The interaction networks presented in Figs. 3 and 4 provide additional insights into the changes in testicular gene expression resulting from reduced androgen levels in the testis. Among the major nodes, the transcription factors CREB1 (down-regulated) and MYC (up-regulated) stand out representing perhaps the most important initial phases of the response to reduced androgen levels; next, it is apparent that paracrine factors, such as the interleukins 2, 4, 6, and 10, angiotensinogen, alpha-2-macroglobulin, and SOCS1, a negative regulator of cytokine signaling, play important roles in the response. MAPK8 stands out among the intracellular signaling molecules as also playing a central role. Figs. 3 and 4 identify 46 and 38 genes (gene products), respectively, that are not only co-regulated in the ABP-TG mice but are also capable of functionally interacting with each other. This conclusion is reinforced and extended by the results from the combined analysis of all 579 differentially expressed genes, resulting in identification of 434 nodes and 12,610 interactions. The extensive connectivity between these genes indicates that they indeed form a coherent network that reflects and determines the differences between the TG and the WT animals.

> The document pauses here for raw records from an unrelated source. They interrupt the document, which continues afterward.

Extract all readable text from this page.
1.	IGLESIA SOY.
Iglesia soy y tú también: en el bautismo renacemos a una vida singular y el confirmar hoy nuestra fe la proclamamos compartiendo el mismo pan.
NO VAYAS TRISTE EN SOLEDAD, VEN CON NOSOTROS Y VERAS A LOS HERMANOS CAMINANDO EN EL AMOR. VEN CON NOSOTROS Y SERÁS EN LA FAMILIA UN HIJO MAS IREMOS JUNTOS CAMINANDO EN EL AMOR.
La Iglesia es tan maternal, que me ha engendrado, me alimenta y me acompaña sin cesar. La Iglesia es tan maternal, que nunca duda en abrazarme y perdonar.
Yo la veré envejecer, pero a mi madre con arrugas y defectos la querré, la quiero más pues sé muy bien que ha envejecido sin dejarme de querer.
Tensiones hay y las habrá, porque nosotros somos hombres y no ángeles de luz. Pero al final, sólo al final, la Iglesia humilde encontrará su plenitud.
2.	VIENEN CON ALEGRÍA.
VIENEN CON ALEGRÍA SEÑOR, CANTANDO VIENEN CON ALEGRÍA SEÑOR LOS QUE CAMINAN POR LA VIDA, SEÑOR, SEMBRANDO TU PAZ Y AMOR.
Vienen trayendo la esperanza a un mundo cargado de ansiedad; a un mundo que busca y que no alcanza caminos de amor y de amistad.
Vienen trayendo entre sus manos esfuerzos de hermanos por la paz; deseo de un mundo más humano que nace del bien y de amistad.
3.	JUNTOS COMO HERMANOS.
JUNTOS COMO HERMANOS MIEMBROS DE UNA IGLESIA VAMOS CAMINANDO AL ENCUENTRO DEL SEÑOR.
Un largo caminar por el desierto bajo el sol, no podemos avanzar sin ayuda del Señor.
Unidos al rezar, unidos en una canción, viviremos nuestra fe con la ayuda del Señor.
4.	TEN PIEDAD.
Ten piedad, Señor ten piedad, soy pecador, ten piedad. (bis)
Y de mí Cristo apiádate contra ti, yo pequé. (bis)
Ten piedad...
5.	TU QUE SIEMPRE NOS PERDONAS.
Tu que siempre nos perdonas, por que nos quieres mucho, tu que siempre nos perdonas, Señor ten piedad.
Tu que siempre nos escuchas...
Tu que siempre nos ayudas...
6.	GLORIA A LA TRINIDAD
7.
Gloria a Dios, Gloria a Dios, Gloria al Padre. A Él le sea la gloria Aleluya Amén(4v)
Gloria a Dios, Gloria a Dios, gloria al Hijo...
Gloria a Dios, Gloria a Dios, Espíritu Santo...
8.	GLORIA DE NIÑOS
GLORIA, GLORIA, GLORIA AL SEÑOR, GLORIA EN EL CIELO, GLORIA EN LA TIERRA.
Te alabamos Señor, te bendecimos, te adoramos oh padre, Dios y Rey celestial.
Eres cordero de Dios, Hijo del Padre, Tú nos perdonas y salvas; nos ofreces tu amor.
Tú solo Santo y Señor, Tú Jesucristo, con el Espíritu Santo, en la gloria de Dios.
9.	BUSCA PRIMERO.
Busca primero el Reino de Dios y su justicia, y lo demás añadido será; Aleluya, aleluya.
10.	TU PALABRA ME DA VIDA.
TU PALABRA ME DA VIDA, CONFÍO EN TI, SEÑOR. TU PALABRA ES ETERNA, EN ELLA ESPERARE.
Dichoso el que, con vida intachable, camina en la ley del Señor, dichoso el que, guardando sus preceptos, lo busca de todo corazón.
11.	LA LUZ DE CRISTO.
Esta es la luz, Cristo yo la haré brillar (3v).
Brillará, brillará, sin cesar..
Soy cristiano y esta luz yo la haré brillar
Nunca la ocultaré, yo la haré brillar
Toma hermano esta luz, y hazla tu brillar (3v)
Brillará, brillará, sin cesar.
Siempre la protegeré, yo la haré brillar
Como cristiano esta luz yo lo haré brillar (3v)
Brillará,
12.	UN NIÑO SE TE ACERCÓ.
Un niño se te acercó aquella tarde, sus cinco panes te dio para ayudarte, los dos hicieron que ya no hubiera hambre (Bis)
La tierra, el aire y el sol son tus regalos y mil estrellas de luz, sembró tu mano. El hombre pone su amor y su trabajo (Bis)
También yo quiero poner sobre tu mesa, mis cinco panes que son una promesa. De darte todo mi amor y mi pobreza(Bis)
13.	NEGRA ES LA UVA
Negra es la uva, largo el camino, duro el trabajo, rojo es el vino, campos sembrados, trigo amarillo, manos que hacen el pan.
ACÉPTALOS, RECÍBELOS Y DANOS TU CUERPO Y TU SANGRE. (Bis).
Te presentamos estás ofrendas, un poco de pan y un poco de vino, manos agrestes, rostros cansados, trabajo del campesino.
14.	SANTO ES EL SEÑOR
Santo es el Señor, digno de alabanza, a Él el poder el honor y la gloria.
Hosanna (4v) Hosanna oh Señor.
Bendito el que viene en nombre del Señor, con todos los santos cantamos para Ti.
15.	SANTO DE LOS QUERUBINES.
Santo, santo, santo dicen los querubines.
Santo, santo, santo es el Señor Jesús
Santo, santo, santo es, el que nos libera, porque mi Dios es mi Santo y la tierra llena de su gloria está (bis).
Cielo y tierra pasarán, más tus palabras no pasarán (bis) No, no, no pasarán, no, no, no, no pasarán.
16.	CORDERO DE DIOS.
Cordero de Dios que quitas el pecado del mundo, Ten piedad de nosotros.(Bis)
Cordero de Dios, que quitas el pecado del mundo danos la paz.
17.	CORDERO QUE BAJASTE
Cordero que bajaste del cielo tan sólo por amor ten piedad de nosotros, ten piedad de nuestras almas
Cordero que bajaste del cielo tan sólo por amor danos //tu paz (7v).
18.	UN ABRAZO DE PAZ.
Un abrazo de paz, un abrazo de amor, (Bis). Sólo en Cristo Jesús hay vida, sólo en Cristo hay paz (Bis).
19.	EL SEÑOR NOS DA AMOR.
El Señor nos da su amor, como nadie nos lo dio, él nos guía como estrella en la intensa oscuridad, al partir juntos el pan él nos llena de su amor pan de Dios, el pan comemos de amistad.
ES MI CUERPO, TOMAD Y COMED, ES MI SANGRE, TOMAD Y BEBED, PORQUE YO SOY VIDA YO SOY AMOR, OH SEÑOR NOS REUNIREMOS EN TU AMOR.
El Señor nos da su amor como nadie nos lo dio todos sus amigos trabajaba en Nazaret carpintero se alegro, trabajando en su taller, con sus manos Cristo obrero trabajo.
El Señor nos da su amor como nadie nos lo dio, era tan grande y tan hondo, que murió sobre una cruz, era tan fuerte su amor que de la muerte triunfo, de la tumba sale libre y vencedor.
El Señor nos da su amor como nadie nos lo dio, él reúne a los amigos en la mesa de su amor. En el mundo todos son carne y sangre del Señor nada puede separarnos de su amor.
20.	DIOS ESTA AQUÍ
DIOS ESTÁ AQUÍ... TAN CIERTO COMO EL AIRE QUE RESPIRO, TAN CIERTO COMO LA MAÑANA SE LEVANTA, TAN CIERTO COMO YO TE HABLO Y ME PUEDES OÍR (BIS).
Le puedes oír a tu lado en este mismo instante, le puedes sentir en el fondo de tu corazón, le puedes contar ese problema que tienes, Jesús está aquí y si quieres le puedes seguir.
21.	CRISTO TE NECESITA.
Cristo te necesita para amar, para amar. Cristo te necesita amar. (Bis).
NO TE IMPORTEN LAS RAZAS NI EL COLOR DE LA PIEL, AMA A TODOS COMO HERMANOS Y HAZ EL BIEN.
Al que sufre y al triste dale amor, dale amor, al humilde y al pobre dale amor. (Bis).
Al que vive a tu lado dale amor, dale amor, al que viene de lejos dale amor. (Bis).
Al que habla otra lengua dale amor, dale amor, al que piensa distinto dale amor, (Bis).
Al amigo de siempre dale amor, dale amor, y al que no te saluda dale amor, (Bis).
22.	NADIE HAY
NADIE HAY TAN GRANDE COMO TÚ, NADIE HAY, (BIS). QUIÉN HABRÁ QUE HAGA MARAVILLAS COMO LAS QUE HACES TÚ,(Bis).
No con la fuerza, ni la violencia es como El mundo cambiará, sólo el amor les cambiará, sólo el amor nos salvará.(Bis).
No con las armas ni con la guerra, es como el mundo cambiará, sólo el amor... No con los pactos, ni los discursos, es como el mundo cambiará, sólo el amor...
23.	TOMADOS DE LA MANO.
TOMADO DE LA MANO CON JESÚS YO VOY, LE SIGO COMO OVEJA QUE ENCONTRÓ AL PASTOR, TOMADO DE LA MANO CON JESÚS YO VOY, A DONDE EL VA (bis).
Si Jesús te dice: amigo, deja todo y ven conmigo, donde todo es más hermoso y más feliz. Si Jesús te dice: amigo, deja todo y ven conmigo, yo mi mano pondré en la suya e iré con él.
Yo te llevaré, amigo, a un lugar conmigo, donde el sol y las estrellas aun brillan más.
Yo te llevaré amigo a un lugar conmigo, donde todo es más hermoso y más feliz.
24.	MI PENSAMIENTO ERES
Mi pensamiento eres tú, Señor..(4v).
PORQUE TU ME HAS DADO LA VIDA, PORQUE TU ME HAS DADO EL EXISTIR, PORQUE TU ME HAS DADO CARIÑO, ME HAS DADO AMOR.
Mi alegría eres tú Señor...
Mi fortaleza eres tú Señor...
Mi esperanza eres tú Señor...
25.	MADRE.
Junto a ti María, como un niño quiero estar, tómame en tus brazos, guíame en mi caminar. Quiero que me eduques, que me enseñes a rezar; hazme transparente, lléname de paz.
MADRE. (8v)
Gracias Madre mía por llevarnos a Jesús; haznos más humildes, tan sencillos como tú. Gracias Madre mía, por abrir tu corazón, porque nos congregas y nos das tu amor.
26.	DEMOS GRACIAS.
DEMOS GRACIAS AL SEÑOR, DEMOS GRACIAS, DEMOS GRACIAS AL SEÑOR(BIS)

Our results suggest a number of important avenues for future research. These include detailed characterization of the identified single genes or relatively small groups of functionally related genes in terms of their involvement in mediating androgens' actions on spermatogenesis. First, it will be important to establish which of the implicated genes are actually expressed in SC. For some of the genes, this is already known (see above); for others, specific localization studies targeting their mRNA or protein products may be performed. In-depth analysis of transcription factors whose expression is significantly affected by androgen withdrawal appears to be an important first step in untangling the complex changes we have observed. Data mining of the extensive interactions among the differentially expressed genes is also likely to provide new functional insights. Whereas our present animal model represents chronic, ongoing androgen deficiency, it will be important to conduct acute and time-resolved experiments by artificial depletion of endogenous androgens followed by restoration of physiological androgen levels within the testis. Such in vivo manipulations of androgen status may be followed by using isolated SC as a source of RNA for microarray studies.

Conclusion

We report a complex pattern of altered gene expression in mouse testis containing high levels of ABP and low levels of bioavailable androgens. Gene ontology and connectivity analyses of the differentially regulated genes have identified relevant biological processes as well as key individual genes. They include genes whose products function as transcription factors, extra- and intracellular signaling molecules, most prominently cytokines, and extracellular enzymes with the potential of regulating cell-to-cell attachment and cytokine transport. One of only two genes known to be expressed by SC and directly respond to androgens, MYC, has been identified as a critical component of the up-regulated network (Fig. 3, Table 2), whereas CREB1, known to be essential for spermatogenesis, was down-regulated. Several ion channels, potential regulators of the extracellular environment within the seminiferous tubules, have also emerged as possible targets of androgen action. Identification of androgens' molecular targets in the testis will lead to better understanding of the physiological control of spermatogenesis, and potentially to the development of new therapeutic and contraceptive approaches.